The country's current account deficit (CAD) widened to 2.9 percent of the gross domestic product (GDP) in the July-September quarter. During the same quarter last year, it stood at 1.1 percent. RBI (Reserve Bank of India) said that it was mainly due to the higher trade deficit of $50 billion when compared to $32.5 billion in the same period last year.

CAD measures the difference between outflow and inflow of foreign exchange in the country's current account. It Increased to $19.1 billion during the September ended quarter when compared to $6.9 billion in September 2017. CAD for the April-June 2018 quarter was at $15.9 billion or 2.4 percent of GDP.
"India's CAD at $19.1 billion (2.9 percent of GDP) in the second quarter of 2018-19 increased from $6.9 billion (1.1 percent of GDP) in Q2 of 2017-18 and $15.9 billion (2.4 percent of GDP) in the preceding quarter," the central bank said.
As for the first half of the 2018-19, CAD has increased to 2.7 percent of GDP from 1.8 percent in the corresponding period of 2017-18.
RBI's preliminary data on India's balance of payments for the quarter under review showed that the net services receipts were up by 10.2 percent on a yearly basis, mainly due to a rise in net earnings from software and financial services.
Private transfer receipts, that mainly represent remittances from Indians employed overseas, amounted to $20.9 billion during the quarter, increasing by 19.8 percent from their level a year ago.
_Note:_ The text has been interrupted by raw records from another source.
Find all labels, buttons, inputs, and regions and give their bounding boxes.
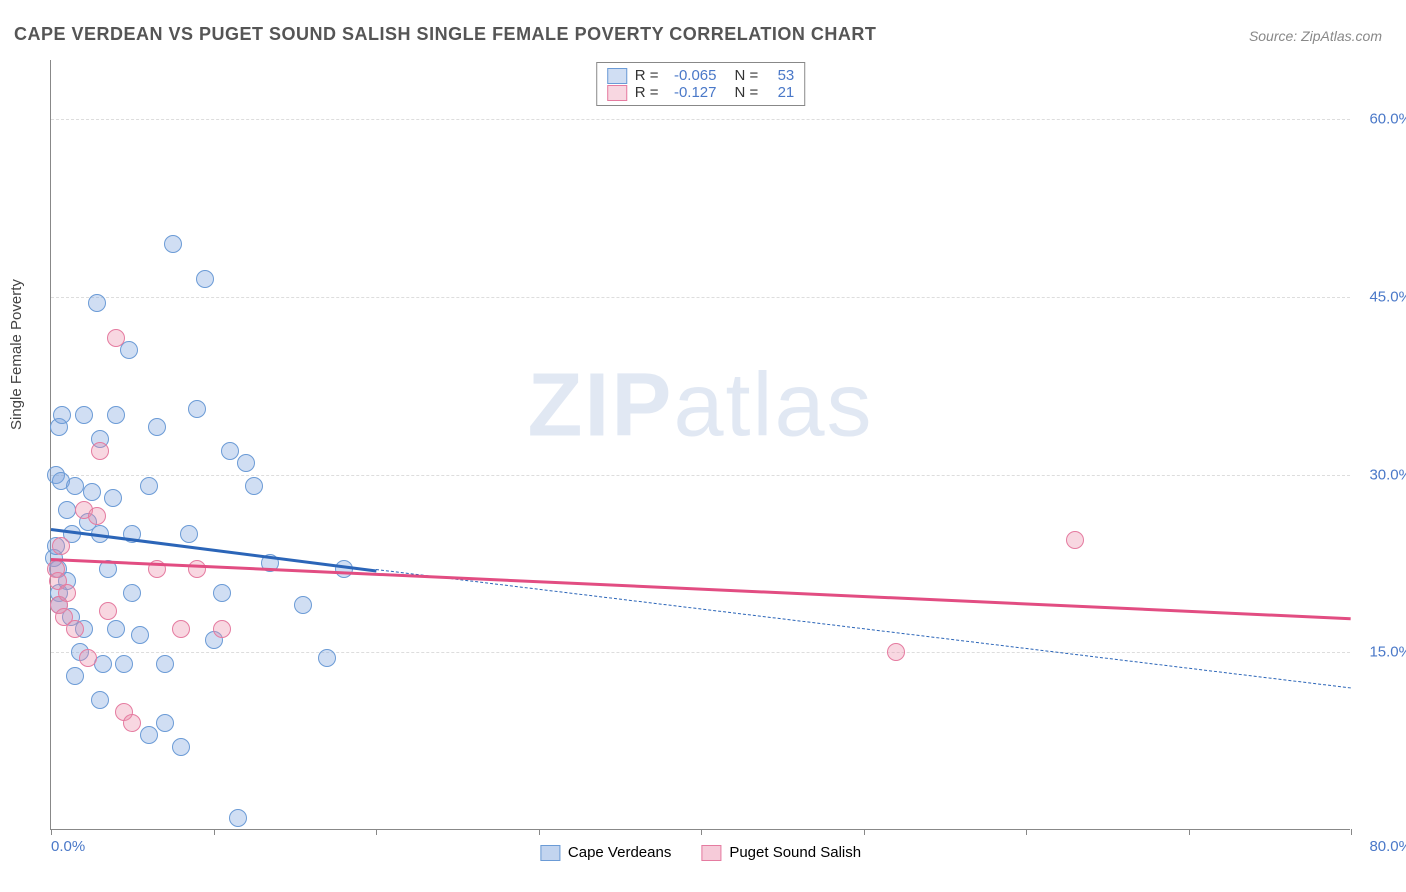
scatter-point <box>221 442 239 460</box>
scatter-point <box>66 667 84 685</box>
scatter-point <box>83 483 101 501</box>
scatter-point <box>294 596 312 614</box>
scatter-point <box>115 655 133 673</box>
scatter-point <box>99 602 117 620</box>
legend-swatch <box>607 68 627 84</box>
y-tick-label: 30.0% <box>1354 466 1406 483</box>
scatter-point <box>1066 531 1084 549</box>
scatter-point <box>318 649 336 667</box>
x-tick <box>51 829 52 835</box>
scatter-point <box>140 477 158 495</box>
y-axis-label: Single Female Poverty <box>8 279 25 430</box>
scatter-point <box>245 477 263 495</box>
scatter-point <box>887 643 905 661</box>
legend-row: R = -0.127 N = 21 <box>607 84 795 101</box>
legend-series: Cape Verdeans Puget Sound Salish <box>540 844 861 861</box>
y-tick-label: 15.0% <box>1354 644 1406 661</box>
source-text: Source: ZipAtlas.com <box>1249 28 1382 44</box>
legend-n-value: 53 <box>766 67 794 84</box>
gridline <box>51 119 1350 120</box>
legend-item: Puget Sound Salish <box>701 844 861 861</box>
x-tick <box>1026 829 1027 835</box>
scatter-point <box>91 442 109 460</box>
gridline <box>51 297 1350 298</box>
scatter-point <box>123 714 141 732</box>
x-tick <box>1351 829 1352 835</box>
scatter-point <box>229 809 247 827</box>
scatter-point <box>140 726 158 744</box>
x-tick <box>1189 829 1190 835</box>
legend-n-label: N = <box>735 84 759 101</box>
scatter-point <box>107 406 125 424</box>
gridline <box>51 652 1350 653</box>
scatter-point <box>79 649 97 667</box>
legend-label: Puget Sound Salish <box>729 844 861 861</box>
scatter-point <box>180 525 198 543</box>
watermark: ZIPatlas <box>527 355 873 458</box>
scatter-point <box>172 620 190 638</box>
scatter-point <box>131 626 149 644</box>
legend-swatch <box>701 845 721 861</box>
legend-swatch <box>607 85 627 101</box>
scatter-point <box>164 235 182 253</box>
x-tick-label-min: 0.0% <box>51 838 85 855</box>
scatter-point <box>156 714 174 732</box>
scatter-point <box>58 584 76 602</box>
x-tick <box>376 829 377 835</box>
legend-row: R = -0.065 N = 53 <box>607 67 795 84</box>
scatter-point <box>88 294 106 312</box>
scatter-point <box>52 537 70 555</box>
scatter-point <box>88 507 106 525</box>
scatter-point <box>66 620 84 638</box>
scatter-point <box>107 329 125 347</box>
legend-n-label: N = <box>735 67 759 84</box>
scatter-point <box>213 620 231 638</box>
scatter-point <box>172 738 190 756</box>
scatter-point <box>237 454 255 472</box>
scatter-point <box>104 489 122 507</box>
legend-r-label: R = <box>635 67 659 84</box>
chart-title: CAPE VERDEAN VS PUGET SOUND SALISH SINGL… <box>14 24 876 45</box>
watermark-zip: ZIP <box>527 356 673 456</box>
scatter-point <box>91 691 109 709</box>
legend-correlation: R = -0.065 N = 53 R = -0.127 N = 21 <box>596 62 806 106</box>
scatter-point <box>188 400 206 418</box>
trend-line <box>51 558 1351 620</box>
scatter-point <box>335 560 353 578</box>
scatter-point <box>188 560 206 578</box>
legend-n-value: 21 <box>766 84 794 101</box>
scatter-point <box>148 418 166 436</box>
watermark-atlas: atlas <box>673 356 873 456</box>
legend-item: Cape Verdeans <box>540 844 671 861</box>
x-tick <box>539 829 540 835</box>
x-tick-label-max: 80.0% <box>1369 838 1406 855</box>
legend-swatch <box>540 845 560 861</box>
trend-line <box>376 569 1351 688</box>
scatter-point <box>107 620 125 638</box>
scatter-point <box>123 584 141 602</box>
scatter-point <box>196 270 214 288</box>
legend-r-label: R = <box>635 84 659 101</box>
scatter-point <box>213 584 231 602</box>
x-tick <box>214 829 215 835</box>
scatter-point <box>156 655 174 673</box>
x-tick <box>701 829 702 835</box>
y-tick-label: 60.0% <box>1354 111 1406 128</box>
scatter-point <box>75 406 93 424</box>
scatter-point <box>53 406 71 424</box>
legend-r-value: -0.127 <box>667 84 717 101</box>
legend-r-value: -0.065 <box>667 67 717 84</box>
x-tick <box>864 829 865 835</box>
legend-label: Cape Verdeans <box>568 844 671 861</box>
plot-area: ZIPatlas R =-0.065N =53R =-0.127N =21 Ca… <box>50 60 1350 830</box>
y-tick-label: 45.0% <box>1354 288 1406 305</box>
gridline <box>51 475 1350 476</box>
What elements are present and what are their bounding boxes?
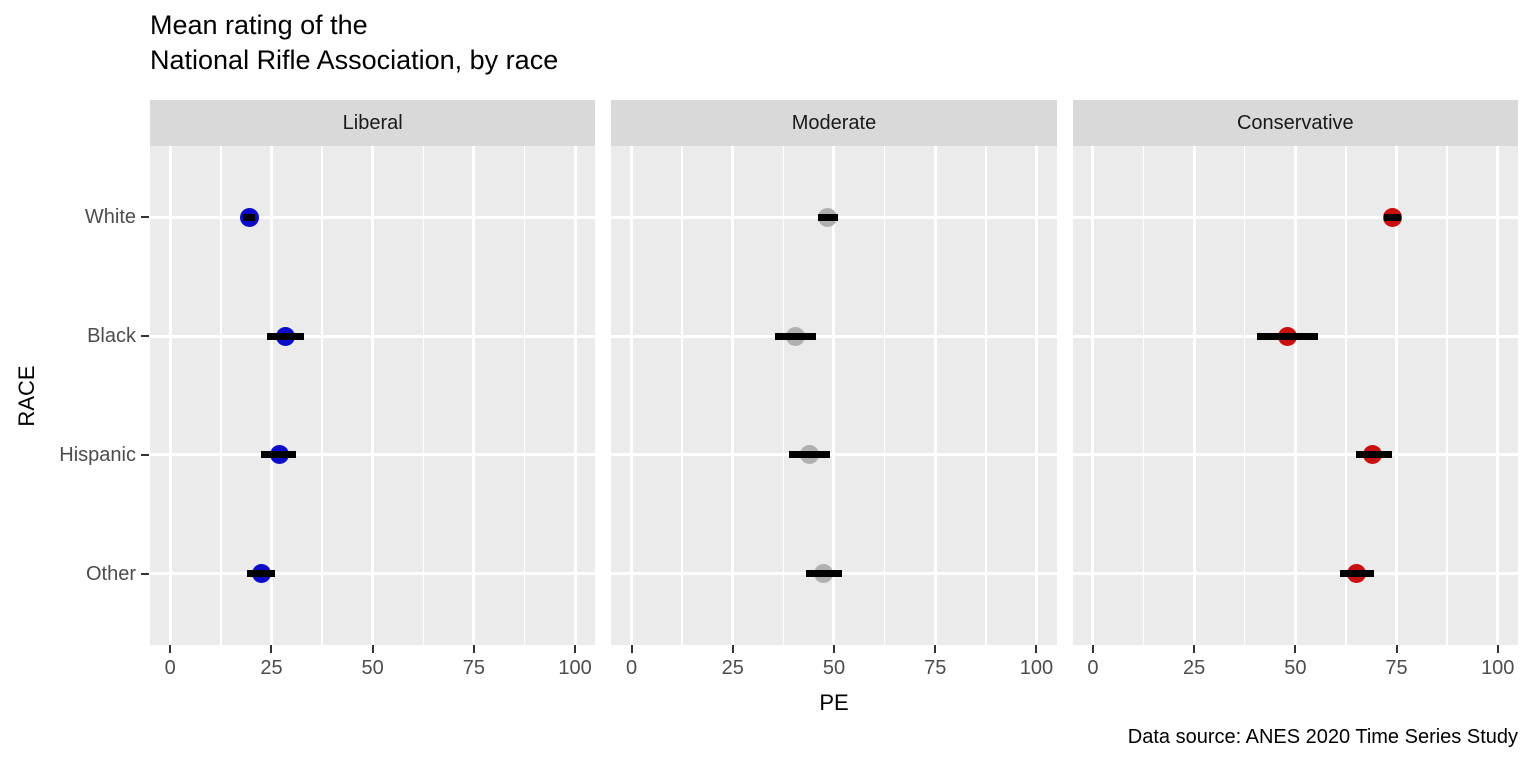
gridline-major-v: [1293, 146, 1297, 645]
gridline-major-v: [573, 146, 577, 645]
x-tick-mark: [1193, 645, 1196, 653]
gridline-major-h: [1072, 453, 1518, 457]
facet-panel-liberal: [150, 146, 596, 645]
gridline-major-h: [150, 453, 596, 457]
x-tick-label: 25: [721, 657, 744, 679]
x-tick-label: 75: [1385, 657, 1408, 679]
error-bar: [1339, 570, 1375, 578]
x-tick-mark: [371, 645, 374, 653]
x-tick-mark: [270, 645, 273, 653]
x-tick-mark: [630, 645, 633, 653]
gridline-major-v: [731, 146, 735, 645]
x-tick-mark: [574, 645, 577, 653]
gridline-major-v: [472, 146, 476, 645]
gridline-minor-v: [321, 146, 323, 645]
y-tick-mark: [141, 453, 149, 456]
y-tick-mark: [141, 572, 149, 575]
x-tick-label: 100: [1019, 657, 1054, 679]
x-tick-mark: [934, 645, 937, 653]
gridline-minor-v: [1446, 146, 1448, 645]
gridline-major-v: [269, 146, 273, 645]
gridline-major-h: [611, 334, 1057, 338]
x-tick-mark: [1395, 645, 1398, 653]
x-tick-mark: [472, 645, 475, 653]
x-tick-mark: [833, 645, 835, 653]
x-tick-label: 100: [558, 657, 592, 679]
facet-strip-moderate: Moderate: [611, 100, 1057, 146]
facet-panel-conservative: [1072, 146, 1518, 645]
x-tick-mark: [169, 645, 172, 653]
x-tick-label: 50: [1284, 657, 1307, 679]
x-tick-label: 75: [462, 657, 485, 679]
gridline-major-h: [1072, 215, 1518, 219]
x-tick-label: 50: [822, 657, 846, 679]
gridline-minor-v: [782, 146, 785, 645]
x-axis-title: PE: [819, 690, 849, 715]
y-tick-mark: [141, 335, 149, 338]
x-tick-label: 100: [1481, 657, 1515, 679]
x-tick-label: 0: [1087, 657, 1099, 679]
gridline-minor-v: [1142, 146, 1145, 645]
chart-title: Mean rating of the National Rifle Associ…: [150, 10, 559, 75]
gridline-major-h: [150, 215, 596, 219]
x-tick-mark: [1091, 645, 1094, 653]
gridline-major-v: [1091, 146, 1095, 645]
error-bar: [817, 213, 839, 221]
error-bar: [805, 570, 843, 578]
y-tick-mark: [141, 216, 149, 219]
gridline-major-v: [933, 146, 937, 645]
error-bar: [243, 213, 256, 221]
x-tick-label: 25: [1182, 657, 1206, 679]
y-tick-label: Black: [87, 325, 136, 348]
gridline-major-v: [1496, 146, 1500, 645]
gridline-minor-v: [1243, 146, 1246, 645]
error-bar: [247, 570, 276, 578]
gridline-major-v: [1192, 146, 1196, 645]
y-tick-label: White: [84, 206, 136, 229]
x-tick-label: 50: [361, 657, 384, 679]
error-bar: [1384, 213, 1401, 221]
x-tick-mark: [1294, 645, 1297, 653]
error-bar: [775, 332, 816, 340]
gridline-major-v: [168, 146, 172, 645]
gridline-minor-v: [422, 146, 425, 645]
gridline-major-h: [611, 453, 1057, 457]
facet-panel-moderate: [611, 146, 1057, 645]
x-tick-label: 25: [260, 657, 283, 679]
facet-strip-liberal: Liberal: [150, 100, 596, 146]
error-bar: [789, 451, 830, 459]
gridline-minor-v: [220, 146, 222, 645]
gridline-minor-v: [1345, 146, 1347, 645]
gridline-minor-v: [681, 146, 683, 645]
x-tick-label: 75: [924, 657, 947, 679]
y-tick-label: Other: [85, 562, 136, 585]
error-bar: [261, 451, 296, 459]
y-axis-title: RACE: [14, 365, 39, 427]
gridline-major-v: [630, 146, 634, 645]
x-tick-mark: [1035, 645, 1038, 653]
gridline-major-h: [1072, 572, 1518, 576]
x-tick-label: 0: [164, 657, 176, 679]
caption: Data source: ANES 2020 Time Series Study: [1127, 726, 1518, 748]
gridline-major-v: [832, 146, 836, 645]
gridline-minor-v: [985, 146, 987, 645]
y-tick-label: Hispanic: [59, 443, 136, 466]
gridline-minor-v: [523, 146, 526, 645]
gridline-major-v: [371, 146, 375, 645]
gridline-minor-v: [883, 146, 886, 645]
error-bar: [1256, 332, 1318, 340]
gridline-major-v: [1395, 146, 1399, 645]
error-bar: [1356, 451, 1393, 459]
gridline-major-h: [150, 572, 596, 576]
gridline-major-h: [150, 334, 596, 338]
facet-strip-conservative: Conservative: [1072, 100, 1518, 146]
x-tick-mark: [731, 645, 734, 653]
x-tick-label: 0: [626, 657, 638, 679]
x-tick-mark: [1496, 645, 1499, 653]
gridline-major-v: [1034, 146, 1038, 645]
error-bar: [267, 332, 304, 340]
The net foreign direct investment reduced to $7.9 billion in the second quarter of 2018-19 from $12.4 billion last year. Portfolio investments recorded net outflow of $1.6 billion when compared with an inflow of $2.1 billion last year on account of net sales in both the debt and equity markets.
Net receipts on account of non-resident deposits rose to $3.3 billion from $0.7 billion a year ago. For the same quarter, there was a depletion of $1.9 billion of the foreign exchange reserves as against an increase of $9.5 billion in September 2017.